Service Delivery Companies

A service is basically a transaction where no physical products are traded between the seller and the buyer. The seller’s willingness to conduct the transaction is held to be evidenced by the willingness of the buyer to participate in the exchange. Generally, public services are the ones that society as whole pay for. Examples of public services include health care, education, social security and many more. There are numerous reasons why people prefer to engage in a service rather than investing directly in something tangible.


There are several arguments presented by service providers as to why they conduct business in this manner rather than employing private capital to generate the capital. One of the main arguments is the notion of intangibility, where the value of the good being exchanged cannot be altered without the change of ownership.
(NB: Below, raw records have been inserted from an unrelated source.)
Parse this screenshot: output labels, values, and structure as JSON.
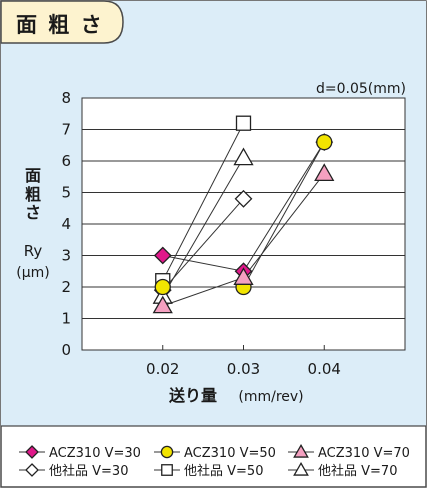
{
  "header": {
    "title": "面 粗 さ"
  },
  "colors": {
    "panel_bg": "#dcedf8",
    "header_tab_bg": "#fdf3cf",
    "border": "#4a4a4a",
    "acz_v30": "#e0188a",
    "acz_v50": "#f2e400",
    "acz_v70": "#f4a0c0",
    "other_fill": "#ffffff"
  },
  "chart_data": {
    "type": "line",
    "annotation": "d=0.05(mm)",
    "ylabel_lines": [
      "面",
      "粗",
      "さ"
    ],
    "ylabel_symbol": "Ry",
    "ylabel_unit": "(μm)",
    "xlabel_main": "送り量",
    "xlabel_unit": "(mm/rev)",
    "x": [
      0.02,
      0.03,
      0.04
    ],
    "x_tick_labels": [
      "0.02",
      "0.03",
      "0.04"
    ],
    "ylim": [
      0,
      8
    ],
    "y_ticks": [
      0,
      1,
      2,
      3,
      4,
      5,
      6,
      7,
      8
    ],
    "grid": "horizontal",
    "legend_position": "bottom",
    "series": [
      {
        "name": "ACZ310 V=30",
        "marker": "diamond",
        "filled": true,
        "color": "#e0188a",
        "values": [
          3.0,
          2.5,
          6.6
        ]
      },
      {
        "name": "ACZ310 V=50",
        "marker": "circle",
        "filled": true,
        "color": "#f2e400",
        "values": [
          2.0,
          2.0,
          6.6
        ]
      },
      {
        "name": "ACZ310 V=70",
        "marker": "triangle",
        "filled": true,
        "color": "#f4a0c0",
        "values": [
          1.4,
          2.3,
          5.6
        ]
      },
      {
        "name": "他社品 V=30",
        "marker": "diamond",
        "filled": false,
        "color": "#ffffff",
        "values": [
          1.9,
          4.8,
          null
        ]
      },
      {
        "name": "他社品 V=50",
        "marker": "square",
        "filled": false,
        "color": "#ffffff",
        "values": [
          2.2,
          7.2,
          null
        ]
      },
      {
        "name": "他社品 V=70",
        "marker": "triangle",
        "filled": false,
        "color": "#ffffff",
        "values": [
          1.7,
          6.1,
          null
        ]
      }
    ]
  }
}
Intangibility is highly related to service provision because the goods being traded are not tangible assets. However, this view is not fully accepted by all service providers because tangible goods do have a useful life cycle that can be measured and therefore traded.
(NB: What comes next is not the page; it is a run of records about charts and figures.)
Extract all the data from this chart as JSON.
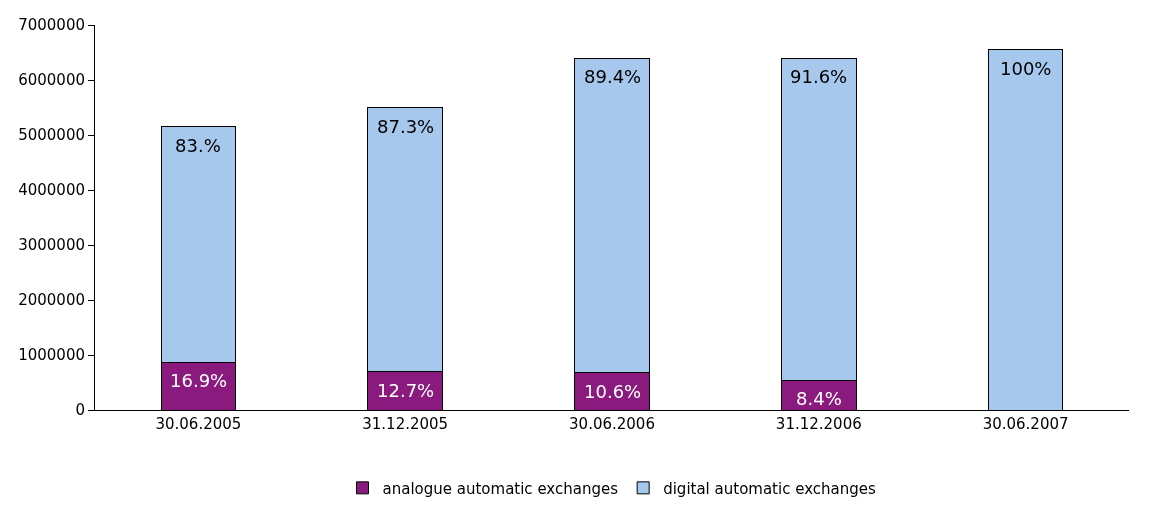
{
  "chart_data": {
    "type": "bar",
    "stacked": true,
    "categories": [
      "30.06.2005",
      "31.12.2005",
      "30.06.2006",
      "31.12.2006",
      "30.06.2007"
    ],
    "series": [
      {
        "name": "analogue automatic exchanges",
        "color": "#8b1a7e",
        "values": [
          870000,
          700000,
          680000,
          540000,
          0
        ]
      },
      {
        "name": "digital automatic exchanges",
        "color": "#a6c8ec",
        "values": [
          4280000,
          4800000,
          5720000,
          5860000,
          6550000
        ]
      }
    ],
    "annotations": [
      {
        "text": "16.9%",
        "x": "30.06.2005",
        "y": 870000
      },
      {
        "text": "12.7%",
        "x": "31.12.2005",
        "y": 700000
      },
      {
        "text": "10.6%",
        "x": "30.06.2006",
        "y": 680000
      },
      {
        "text": "8.4%",
        "x": "31.12.2006",
        "y": 540000
      },
      {
        "text": "83.%",
        "x": "30.06.2005",
        "y": 5150000
      },
      {
        "text": "87.3%",
        "x": "31.12.2005",
        "y": 5500000
      },
      {
        "text": "89.4%",
        "x": "30.06.2006",
        "y": 6400000
      },
      {
        "text": "91.6%",
        "x": "31.12.2006",
        "y": 6400000
      },
      {
        "text": "100%",
        "x": "30.06.2007",
        "y": 6550000
      }
    ],
    "ylim": [
      0,
      7000000
    ],
    "yticks": [
      0,
      1000000,
      2000000,
      3000000,
      4000000,
      5000000,
      6000000,
      7000000
    ],
    "grid": false,
    "legend": "bottom"
  }
}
Service providers usually provide intangible goods and services because these goods and services have low-term costs and high leverage. Low-term costs refers to the expenses involved in producing the good or service and its life cycle. The life cycle of a tangible item is generally defined as its life over a period of time, from the moment it is produced until it is finally disposed of. On the other hand, intangible goods and services undergo a much shorter life cycle and hence their prices tend to fluctuate less frequently.
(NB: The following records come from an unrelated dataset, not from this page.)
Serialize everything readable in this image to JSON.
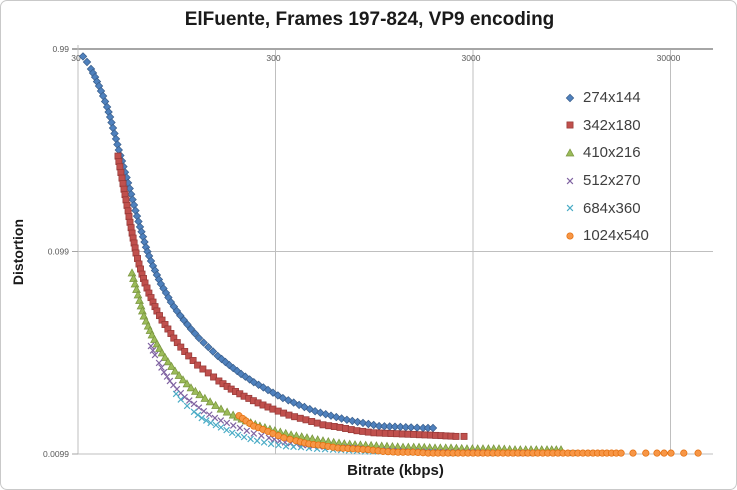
{
  "title": "ElFuente, Frames 197-824, VP9 encoding",
  "chart_data": {
    "type": "scatter",
    "title": "ElFuente, Frames 197-824, VP9 encoding",
    "xlabel": "Bitrate (kbps)",
    "ylabel": "Distortion",
    "x_scale": "log",
    "y_scale": "log",
    "xlim": [
      30,
      45000
    ],
    "ylim": [
      0.0099,
      0.99
    ],
    "x_ticks": [
      30,
      300,
      3000,
      30000
    ],
    "x_tick_labels": [
      "30",
      "300",
      "3000",
      "30000"
    ],
    "y_ticks": [
      0.99,
      0.099,
      0.0099
    ],
    "y_tick_labels": [
      "0.99",
      "0.099",
      "0.0099"
    ],
    "grid": true,
    "legend_position": "upper-right-inside",
    "series": [
      {
        "name": "274x144",
        "marker": "diamond",
        "color": "#4F81BD",
        "edge": "#385D8A",
        "points": [
          [
            31.8,
            0.91
          ],
          [
            33.3,
            0.854
          ],
          [
            34.9,
            0.789
          ],
          [
            36.6,
            0.719
          ],
          [
            38.3,
            0.65
          ],
          [
            40.2,
            0.58
          ],
          [
            42.1,
            0.512
          ],
          [
            43.6,
            0.457
          ],
          [
            45.1,
            0.403
          ],
          [
            46.7,
            0.356
          ],
          [
            48.3,
            0.314
          ],
          [
            50.1,
            0.277
          ],
          [
            51.9,
            0.244
          ],
          [
            53.8,
            0.216
          ],
          [
            55.8,
            0.19
          ],
          [
            57.6,
            0.168
          ],
          [
            59.7,
            0.148
          ],
          [
            61.8,
            0.131
          ],
          [
            64,
            0.117
          ],
          [
            66.3,
            0.104
          ],
          [
            68.7,
            0.0941
          ],
          [
            71.9,
            0.084
          ],
          [
            75.3,
            0.0758
          ],
          [
            78.9,
            0.0684
          ],
          [
            83.7,
            0.0618
          ],
          [
            88.6,
            0.0557
          ],
          [
            95,
            0.0503
          ],
          [
            103,
            0.0454
          ],
          [
            112,
            0.041
          ],
          [
            123,
            0.037
          ],
          [
            137,
            0.0334
          ],
          [
            153,
            0.0302
          ],
          [
            175,
            0.0272
          ],
          [
            201,
            0.0246
          ],
          [
            233,
            0.0224
          ],
          [
            275,
            0.0205
          ],
          [
            327,
            0.0187
          ],
          [
            395,
            0.0173
          ],
          [
            476,
            0.0161
          ],
          [
            573,
            0.0153
          ],
          [
            690,
            0.0146
          ],
          [
            832,
            0.0141
          ],
          [
            1004,
            0.0136
          ],
          [
            1209,
            0.0135
          ],
          [
            1458,
            0.0134
          ],
          [
            1676,
            0.0133
          ],
          [
            1881,
            0.0133
          ]
        ]
      },
      {
        "name": "342x180",
        "marker": "square",
        "color": "#C0504D",
        "edge": "#953735",
        "points": [
          [
            47.8,
            0.293
          ],
          [
            48.9,
            0.259
          ],
          [
            50.1,
            0.228
          ],
          [
            51.3,
            0.201
          ],
          [
            52.5,
            0.178
          ],
          [
            53.8,
            0.157
          ],
          [
            55,
            0.138
          ],
          [
            56.4,
            0.122
          ],
          [
            57.7,
            0.109
          ],
          [
            59,
            0.0973
          ],
          [
            61.1,
            0.0859
          ],
          [
            63.3,
            0.0766
          ],
          [
            65.5,
            0.0692
          ],
          [
            68.6,
            0.0617
          ],
          [
            71.9,
            0.0557
          ],
          [
            75.3,
            0.0503
          ],
          [
            79.9,
            0.0454
          ],
          [
            85.6,
            0.041
          ],
          [
            91.7,
            0.037
          ],
          [
            99.5,
            0.0334
          ],
          [
            109,
            0.0302
          ],
          [
            121,
            0.0272
          ],
          [
            137,
            0.0249
          ],
          [
            155,
            0.0227
          ],
          [
            179,
            0.0207
          ],
          [
            208,
            0.0191
          ],
          [
            245,
            0.0177
          ],
          [
            291,
            0.0165
          ],
          [
            351,
            0.0154
          ],
          [
            428,
            0.0146
          ],
          [
            522,
            0.0138
          ],
          [
            636,
            0.0134
          ],
          [
            776,
            0.0129
          ],
          [
            946,
            0.0126
          ],
          [
            1153,
            0.0125
          ],
          [
            1406,
            0.0124
          ],
          [
            1715,
            0.0123
          ],
          [
            2066,
            0.0122
          ],
          [
            2460,
            0.0121
          ],
          [
            2701,
            0.0121
          ]
        ]
      },
      {
        "name": "410x216",
        "marker": "triangle",
        "color": "#9BBB59",
        "edge": "#77933C",
        "points": [
          [
            56.3,
            0.0775
          ],
          [
            58.3,
            0.0684
          ],
          [
            60.4,
            0.0604
          ],
          [
            62.5,
            0.0533
          ],
          [
            64.7,
            0.0475
          ],
          [
            67.9,
            0.0424
          ],
          [
            71.1,
            0.0383
          ],
          [
            75.4,
            0.0346
          ],
          [
            79.9,
            0.0312
          ],
          [
            85.7,
            0.0282
          ],
          [
            92.9,
            0.0254
          ],
          [
            102,
            0.023
          ],
          [
            112,
            0.021
          ],
          [
            124,
            0.0194
          ],
          [
            140,
            0.0179
          ],
          [
            159,
            0.0165
          ],
          [
            183,
            0.0154
          ],
          [
            213,
            0.0144
          ],
          [
            250,
            0.0136
          ],
          [
            298,
            0.0129
          ],
          [
            360,
            0.0123
          ],
          [
            433,
            0.0119
          ],
          [
            522,
            0.0115
          ],
          [
            629,
            0.0112
          ],
          [
            758,
            0.011
          ],
          [
            914,
            0.0109
          ],
          [
            1101,
            0.0108
          ],
          [
            1327,
            0.0107
          ],
          [
            1598,
            0.0107
          ],
          [
            1926,
            0.0106
          ],
          [
            2322,
            0.0106
          ],
          [
            2798,
            0.0105
          ],
          [
            3372,
            0.0105
          ],
          [
            4063,
            0.0105
          ],
          [
            4896,
            0.0104
          ],
          [
            5900,
            0.0104
          ],
          [
            7108,
            0.0104
          ],
          [
            8370,
            0.0104
          ]
        ]
      },
      {
        "name": "512x270",
        "marker": "xmark",
        "color": "#8064A2",
        "edge": "#8064A2",
        "points": [
          [
            70.2,
            0.0338
          ],
          [
            73.6,
            0.0305
          ],
          [
            77.1,
            0.0279
          ],
          [
            81.8,
            0.0251
          ],
          [
            87.6,
            0.0227
          ],
          [
            95,
            0.0207
          ],
          [
            104,
            0.0189
          ],
          [
            116,
            0.0175
          ],
          [
            130,
            0.0161
          ],
          [
            148,
            0.0149
          ],
          [
            170,
            0.0141
          ],
          [
            198,
            0.0133
          ],
          [
            233,
            0.0125
          ],
          [
            278,
            0.0119
          ],
          [
            335,
            0.0113
          ],
          [
            409,
            0.011
          ],
          [
            498,
            0.0108
          ],
          [
            607,
            0.0107
          ],
          [
            740,
            0.0106
          ],
          [
            903,
            0.0104
          ],
          [
            1101,
            0.0103
          ],
          [
            1342,
            0.0102
          ],
          [
            1636,
            0.0102
          ],
          [
            1995,
            0.0101
          ],
          [
            2432,
            0.0101
          ],
          [
            2965,
            0.0101
          ],
          [
            3615,
            0.01
          ],
          [
            4408,
            0.01
          ],
          [
            5374,
            0.01
          ],
          [
            6552,
            0.01
          ],
          [
            7989,
            0.01
          ]
        ]
      },
      {
        "name": "684x360",
        "marker": "xmark",
        "color": "#4BACC6",
        "edge": "#4BACC6",
        "points": [
          [
            94.1,
            0.0196
          ],
          [
            99.5,
            0.0184
          ],
          [
            107,
            0.0171
          ],
          [
            116,
            0.016
          ],
          [
            127,
            0.0149
          ],
          [
            141,
            0.0141
          ],
          [
            159,
            0.0134
          ],
          [
            181,
            0.0126
          ],
          [
            208,
            0.012
          ],
          [
            242,
            0.0115
          ],
          [
            285,
            0.0111
          ],
          [
            339,
            0.0108
          ],
          [
            404,
            0.0107
          ],
          [
            487,
            0.0105
          ],
          [
            587,
            0.0104
          ],
          [
            707,
            0.0103
          ],
          [
            852,
            0.0102
          ],
          [
            1026,
            0.0102
          ],
          [
            1237,
            0.0101
          ],
          [
            1490,
            0.0101
          ],
          [
            1796,
            0.0101
          ],
          [
            2164,
            0.01
          ],
          [
            2607,
            0.01
          ],
          [
            3144,
            0.01
          ],
          [
            3789,
            0.01
          ],
          [
            4566,
            0.01
          ],
          [
            5503,
            0.01
          ],
          [
            6632,
            0.01
          ],
          [
            7992,
            0.01
          ],
          [
            9630,
            0.01
          ],
          [
            11600,
            0.01
          ],
          [
            13340,
            0.01
          ]
        ]
      },
      {
        "name": "1024x540",
        "marker": "circle",
        "color": "#F79646",
        "edge": "#E36C09",
        "sparse_from": 16000,
        "points": [
          [
            196,
            0.0153
          ],
          [
            213,
            0.0144
          ],
          [
            233,
            0.0136
          ],
          [
            259,
            0.0131
          ],
          [
            291,
            0.0125
          ],
          [
            331,
            0.0119
          ],
          [
            381,
            0.0115
          ],
          [
            443,
            0.0111
          ],
          [
            522,
            0.0109
          ],
          [
            622,
            0.0106
          ],
          [
            740,
            0.0105
          ],
          [
            883,
            0.0104
          ],
          [
            1052,
            0.0102
          ],
          [
            1252,
            0.0101
          ],
          [
            1490,
            0.0101
          ],
          [
            1777,
            0.01
          ],
          [
            2115,
            0.01
          ],
          [
            2519,
            0.01
          ],
          [
            3000,
            0.01
          ],
          [
            3567,
            0.01
          ],
          [
            4256,
            0.01
          ],
          [
            5065,
            0.01
          ],
          [
            6028,
            0.01
          ],
          [
            7176,
            0.01
          ],
          [
            8564,
            0.01
          ],
          [
            10190,
            0.01
          ],
          [
            12160,
            0.01
          ],
          [
            14290,
            0.01
          ],
          [
            16860,
            0.01
          ],
          [
            19370,
            0.01
          ],
          [
            22500,
            0.01
          ],
          [
            25640,
            0.01
          ],
          [
            27830,
            0.01
          ],
          [
            30180,
            0.01
          ],
          [
            35050,
            0.01
          ],
          [
            41390,
            0.01
          ]
        ]
      }
    ],
    "colors": {
      "gridline": "#BFBFBF",
      "axis_line": "#A6A6A6",
      "tick_text": "#595959",
      "title_text": "#1A1A1A",
      "legend_text": "#3F3F3F"
    }
  }
}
As to the extent that services are tangible goods, there is an allowance for depreciation wherein the service provider is allowed to depreciate the cost of the goods that it has provided. It is for this reason that some service providers offer intangible commodities as payment for the services that they render. On the other hand, some intangible goods and services are not allowed to be traded on a commodity exchange because the Commodity Market is not a true marketplace where service providers can buy and sell their intangibles and consumables to each other.

The practice of exchanging non-tangible goods for intangibles was initiated by the United States government during World War I when it was discovered that German soldiers were dying off because they had no food. The government set up a program to deliver food to the soldiers and thus enabled the soldiers to survive. This practice eventually spread all over the world and was later known as ‘merchanting’. Even today, the practice of purchasing raw materials and then reselling them to others at high prices is called ‘micro-transaction’. One important example of micro-transactions is the purchase and sale of foreign currency by service providers who are based in different countries. Another example of micro-transactions is the lease of inventory by producers of a particular good, who do not actually produce the goods in the business premises.

Micro-transactions serve two purposes. First, they remove the cost barrier for the service provider to buy the relevant intangible and convert it into cash. Secondly, they remove the risk associated with inventory. Since production cannot take place without access to raw material and labor, there is always a possibility of an inventory excess. Since these costs and risks are externalised to the service consumer, they can easily be balanced out and satisfied by selling the intangible directly to the service provider.